By: Rev. Fr. Sylvanus AMEH
Readings: Acts 3:13-15, 17-19; Psalm 4; I John 2:1-5; Luke 24:35-48
On this third Sunday of Easter, the readings of the Mass continue to narrate some post-resurrection events. The first reading is drawn from the speech of Peter after the healing of the crippled man at the beautiful gate. Explaining that it is the power of the crucified but risen Jesus that had restored the man’s health, he called on the people to repent of their sins, including the ignorance which led them to have Jesus crucified. The second reading takes the effects of Jesus’s death and resurrection a step further by stating that Jesus is now our advocate with the Father, especially because his death and resurrection gives us victory over sin, and the grace to rise above it. Jesus appears to the disciples in the gospel text and confirms the claim of the two disciples who had encountered him on the road to Emmaus. During this apparition, he tells them, among other things, that his death and resurrection were necessary because by that mysterious event, repentance and forgiveness of sins is to be preached to every nation. All three readings therefore, have the similar theme of repentance and forgiveness of sins as fruits of the death and resurrection of Jesus.
The word of God says “If you have been raised with Christ, seek the things that are above, where Christ is…” (Col 3:1), implying that the resurrection of Jesus should make us seek the things of heaven and thus, rise above the standards of sin. Thus, Saint John, in our second reading, encourages us to do our best not to sin. However, because we have imperfections that may make us fall into sin sometimes, he reminds us too, that all hope is not lost since Jesus is now our advocate with the Father who pleads for our forgiveness (I John 2:1). We shall therefore, draw two lessons from this.

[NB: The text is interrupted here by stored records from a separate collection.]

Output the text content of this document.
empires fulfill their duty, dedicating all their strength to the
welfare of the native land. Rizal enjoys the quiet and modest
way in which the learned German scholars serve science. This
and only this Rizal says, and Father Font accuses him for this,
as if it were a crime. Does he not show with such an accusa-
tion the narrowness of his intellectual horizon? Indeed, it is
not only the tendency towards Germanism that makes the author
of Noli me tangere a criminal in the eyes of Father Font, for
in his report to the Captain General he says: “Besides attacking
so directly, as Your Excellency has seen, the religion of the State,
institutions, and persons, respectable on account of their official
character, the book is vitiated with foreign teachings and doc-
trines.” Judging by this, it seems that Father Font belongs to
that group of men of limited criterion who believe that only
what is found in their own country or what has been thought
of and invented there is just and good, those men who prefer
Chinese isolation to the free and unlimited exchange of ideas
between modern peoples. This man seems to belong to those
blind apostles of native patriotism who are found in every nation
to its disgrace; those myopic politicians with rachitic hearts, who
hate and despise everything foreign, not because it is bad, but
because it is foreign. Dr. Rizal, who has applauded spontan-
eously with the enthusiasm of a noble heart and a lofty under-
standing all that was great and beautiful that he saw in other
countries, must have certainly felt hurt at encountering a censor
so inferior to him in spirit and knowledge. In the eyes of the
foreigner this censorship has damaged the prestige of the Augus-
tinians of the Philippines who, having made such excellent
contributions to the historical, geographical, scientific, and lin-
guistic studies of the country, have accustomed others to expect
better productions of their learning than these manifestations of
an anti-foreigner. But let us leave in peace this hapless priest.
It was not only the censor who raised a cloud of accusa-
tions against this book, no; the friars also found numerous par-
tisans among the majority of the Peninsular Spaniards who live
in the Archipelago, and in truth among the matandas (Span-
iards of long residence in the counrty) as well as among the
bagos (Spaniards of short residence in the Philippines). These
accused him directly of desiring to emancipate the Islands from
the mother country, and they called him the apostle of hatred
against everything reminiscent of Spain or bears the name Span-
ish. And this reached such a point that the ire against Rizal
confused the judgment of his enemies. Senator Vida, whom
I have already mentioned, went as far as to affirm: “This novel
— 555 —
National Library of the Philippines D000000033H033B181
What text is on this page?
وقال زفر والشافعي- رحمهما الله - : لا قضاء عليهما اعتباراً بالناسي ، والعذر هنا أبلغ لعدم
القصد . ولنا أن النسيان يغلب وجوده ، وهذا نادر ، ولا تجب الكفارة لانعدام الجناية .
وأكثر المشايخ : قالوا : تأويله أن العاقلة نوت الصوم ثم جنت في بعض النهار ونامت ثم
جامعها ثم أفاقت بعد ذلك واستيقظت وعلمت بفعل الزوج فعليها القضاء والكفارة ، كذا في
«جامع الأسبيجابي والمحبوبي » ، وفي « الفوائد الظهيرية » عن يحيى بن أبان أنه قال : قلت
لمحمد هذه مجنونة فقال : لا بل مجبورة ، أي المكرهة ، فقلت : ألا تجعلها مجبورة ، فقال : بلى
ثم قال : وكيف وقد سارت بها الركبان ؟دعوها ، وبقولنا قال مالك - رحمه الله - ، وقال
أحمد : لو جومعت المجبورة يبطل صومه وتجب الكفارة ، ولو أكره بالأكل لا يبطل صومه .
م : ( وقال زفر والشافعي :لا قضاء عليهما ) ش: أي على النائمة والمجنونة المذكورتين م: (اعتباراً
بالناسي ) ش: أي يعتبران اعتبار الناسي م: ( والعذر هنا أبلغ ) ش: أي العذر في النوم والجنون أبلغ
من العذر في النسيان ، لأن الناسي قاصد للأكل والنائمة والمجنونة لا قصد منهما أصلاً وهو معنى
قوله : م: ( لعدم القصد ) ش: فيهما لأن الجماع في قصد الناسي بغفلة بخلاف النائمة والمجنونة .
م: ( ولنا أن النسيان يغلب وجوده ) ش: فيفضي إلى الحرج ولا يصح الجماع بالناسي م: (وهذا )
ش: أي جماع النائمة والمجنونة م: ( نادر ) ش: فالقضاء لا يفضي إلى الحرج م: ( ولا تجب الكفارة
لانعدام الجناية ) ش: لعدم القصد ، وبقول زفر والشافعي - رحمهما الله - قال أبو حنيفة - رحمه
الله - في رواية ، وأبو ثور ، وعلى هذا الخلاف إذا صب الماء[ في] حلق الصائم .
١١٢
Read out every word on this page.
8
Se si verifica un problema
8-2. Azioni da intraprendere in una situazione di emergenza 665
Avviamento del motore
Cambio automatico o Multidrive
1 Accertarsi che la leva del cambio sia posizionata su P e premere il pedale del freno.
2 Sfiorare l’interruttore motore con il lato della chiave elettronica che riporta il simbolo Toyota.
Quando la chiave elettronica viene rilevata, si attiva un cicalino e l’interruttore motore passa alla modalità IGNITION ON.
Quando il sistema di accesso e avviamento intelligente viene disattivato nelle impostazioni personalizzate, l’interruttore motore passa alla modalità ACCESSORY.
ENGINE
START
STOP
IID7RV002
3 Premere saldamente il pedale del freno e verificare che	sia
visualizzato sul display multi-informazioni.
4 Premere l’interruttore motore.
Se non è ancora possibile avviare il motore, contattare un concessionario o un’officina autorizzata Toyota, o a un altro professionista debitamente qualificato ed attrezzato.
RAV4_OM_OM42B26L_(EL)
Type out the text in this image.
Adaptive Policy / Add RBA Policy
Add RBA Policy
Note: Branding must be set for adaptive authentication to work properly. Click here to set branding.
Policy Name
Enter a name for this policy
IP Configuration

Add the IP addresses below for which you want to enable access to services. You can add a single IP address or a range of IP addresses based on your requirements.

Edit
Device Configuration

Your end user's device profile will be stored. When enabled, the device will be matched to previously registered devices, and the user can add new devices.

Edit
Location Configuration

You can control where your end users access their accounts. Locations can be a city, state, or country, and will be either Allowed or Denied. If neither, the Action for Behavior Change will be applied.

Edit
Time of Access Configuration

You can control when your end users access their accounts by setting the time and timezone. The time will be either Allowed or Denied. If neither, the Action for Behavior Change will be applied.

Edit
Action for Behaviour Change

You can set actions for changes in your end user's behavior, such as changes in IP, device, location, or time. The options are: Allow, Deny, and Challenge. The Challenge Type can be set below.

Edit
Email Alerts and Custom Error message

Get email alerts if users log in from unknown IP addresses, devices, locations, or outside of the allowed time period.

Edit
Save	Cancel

- We must make effort to live in righteousness. In his discourse with Nicodemus as recorded in the third chapter of John’s gospel account, Jesus tells us two reasons why he came into the world: first, as an expression of God’s love for humanity (Jn 3:16) and secondly, for the salvation of the world (Jn 3:17). The death and resurrection of Jesus therefore, accomplishes these purposes. This puts us in God’s debt of gratitude because he did for us what we cannot do for ourselves. All that God demands of us in return is to live in righteousness, so that the death of Jesus is not in vain for us. Saint John says “I am writing to you so that you may not sin.” Dear child of God, if we must be true Christians, if we are grateful for Jesus’ salvific death for us, and if the mystery of Easter is to bear fruit in our lives, then we must do our best to live lives of holiness; we must make effort to shun sin and embrace righteousness.
- With God, there are second chances. One of the greatest tragedies that may befall any Christian is not to realize the forgiving power of God. No Christian must ever allow his/herself to be enveloped by despair because of a sin he/she has committed, for “we have an advocate with the Father, Jesus Christ the righteous.” There are times when some people commit one sin or the other and the devil shows them the enormity of the sin they have committed. He so enlarges it before them that he blinds them to the reality of God’s forgiving love that is available to all who truly repent of their sins. He tells them that their sin(s) cannot be forgiven because it is too grave. Hear me, child of God, and hear me very well: There is no sin we have ever committed or shall ever commit that is bigger than God’s mercy to handle. That is why God said “Come, let us reason together; though your sins be like scarlet, they shall be white as snow…” (Isa 1:18).
Sometimes, and indeed many times, we may fall and fall very badly, but if we are truly sorry and sincerely repent, God is ready to forgive, for he is a second-chance God. God said he is not interested in the death of sinners but in their repentance and salvation (Ezk 33:11) and Jesus says he will not cast out anyone who comes to him (Jn 6:37). So we must be encouraged to return to God despite our spiritual filth and abasement due to sin.
While we are reminded today of God’s infinite love and mercy for us, we must be careful not to see this as a license to go on sinning, thinking that we can simply come back to God to ask for forgiveness and get away with it. That will be abusing God’s mercy and there is no true repentance in that; and we must also not forget that God cannot be deceived. The bible says that because grace abounds does not mean that sin should increase (Rom 6:1). That you have a very good lawyer is not a license to live a life of crime; that Jesus is our advocate and pleads for us before the Father is not a license to live a life of sin, for is we take God’s mercy for granted, then we shall have a taste of his justice.
Dear child of God, we are invited today to return to God in sincere repentance from our sins in order to receive mercy, through the advocacy of Jesus, our mediator with the Father. There is no sin too big for God to forgive; there is no soul too filthy for God to wash clean; there is no life too damaged for God to repair. All that is required is sincere repentance. And very importantly, after God has shown us mercy, we must make effort to live in righteousness. May the Lord Jesus give us the grace of true repentance. Amen.